Former FDIC leader talks big banks, bubbles and Bitcoin
Thomas Hoenig, Ph.D., visits Auraria Campus in Denver, discusses factors to affect economy in 2018 and beyond.
Thomas Hoenig, Ph.D., spent more than 40 years in economics and central banking. On June 20, the recently retired vice chairman of the Federal Deposit Insurance Corp. spent 90 minutes sharing lessons learned during his storied career and factors he sees influencing the economy in the near term.
In his opening remarks, the outspoken icon listed three primary influencers: demographics, investment and monetary policy. He cited the country’s slowing population growth as an infrequently discussed issue that could have profound impact on the nation’s economic future.
On the investment front, Hoenig echoed a familiar refrain from his time at the FDIC. He cautioned that the rapid rise of consolidation in banking and the perception that banks are “too big to fail” make the economic system more vulnerable. He noted that in 1985 there were 18,000 commercial banks. Today, there are 5,200. He predicted that number would likely be halved again in the coming years.
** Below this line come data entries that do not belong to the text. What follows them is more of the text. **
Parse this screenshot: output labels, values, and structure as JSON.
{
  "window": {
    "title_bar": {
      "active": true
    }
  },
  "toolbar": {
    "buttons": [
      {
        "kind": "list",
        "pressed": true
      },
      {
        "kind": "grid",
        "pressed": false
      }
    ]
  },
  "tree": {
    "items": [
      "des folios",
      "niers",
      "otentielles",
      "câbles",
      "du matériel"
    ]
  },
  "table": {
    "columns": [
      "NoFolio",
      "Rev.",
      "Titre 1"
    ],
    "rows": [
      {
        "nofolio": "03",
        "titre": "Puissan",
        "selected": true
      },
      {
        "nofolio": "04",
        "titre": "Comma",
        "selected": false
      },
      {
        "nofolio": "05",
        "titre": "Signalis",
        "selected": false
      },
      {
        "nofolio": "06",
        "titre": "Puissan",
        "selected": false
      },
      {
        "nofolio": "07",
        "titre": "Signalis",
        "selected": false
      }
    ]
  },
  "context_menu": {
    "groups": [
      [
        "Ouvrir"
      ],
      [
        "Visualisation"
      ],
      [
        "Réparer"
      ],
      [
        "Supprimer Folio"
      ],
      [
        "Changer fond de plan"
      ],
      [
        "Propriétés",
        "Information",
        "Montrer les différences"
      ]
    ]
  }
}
As monetary policy is concerned, Hoenig said the U.S. and the world are essentially establishing a new economic equilibrium in the decade since the financial crisis of 2008, which he characterized as a “zero-interest-rate environment.”
“We put some things in place to create a more accountable capital system, and we retained them,” said Hoenig, also a former president of the Federal Reserve Bank of Kansas City. “But now there is enormous pressure, with things being so good, to back off. We could be doomed to repeat the past. I hope not.”
Hoenig emphasized that dealing with these factors is complicated by changes to economic policy, such as recent tax cuts, and a rising deficit.
Given the variability of these factors and environment, he said, it is hard to predict the country’s economic growth. But he remains hopeful. “I’m an optimist but also a practical individual,” he said. “It will take a lot of thought and care if we are to remain the global leader we are today.”
The program, titled “The Economic System and Stability: Changing the Goal,” then shifted to a Q&A format, facilitated by Janine Davidson, Ph.D., president of host institution Metropolitan State University of Denver.
The wide-ranging conversation covered such topics as the history of the FDIC, leading during the bubble-burst of 2008 and the intrigue of cryptocurrency.
Hoenig called Bitcoin the “Pet Rock of currency,” saying it is valuable only because people think it is valuable, rather than being backed by a sovereign government.
He was adamant that economic policy needs to be kept “simple, understandable and enforceable” and said, “CEOs know when what they’re doing is right or wrong. They don’t need a 1,200-page document to tell them.”
Reflecting on the toughest decision of his policymaking career, Hoenig cited times when he voted against consensus. He said he was not appreciated for it but wouldn’t have been doing his duty had he voted against his conscience. He called those experiences gut-wrenching but expressed no regret.
“I would do it over,” he said, “especially looking in hindsight.”
Hoenig also had some pertinent advice for students considering careers in economics and banking. Perhaps not surprisingly, his message ran counter to the national narrative on the lack of practicality in higher education.
“If that is the career you choose, great,” he said. “But whatever you do, take electives that are not in your field. I can promise you, the people who make it further are the people who have the broadest scan of the world. If you don’t do that, your potential is limited.”
Hoenig’s forecast for the country’s economic future was not limited to monetary policy, either.
“The economic system is an engine with a lot of moving parts,” he said. “Monetary policy is one, but education is second. If you don’t build for the future in terms of quality of citizens, you have no future.”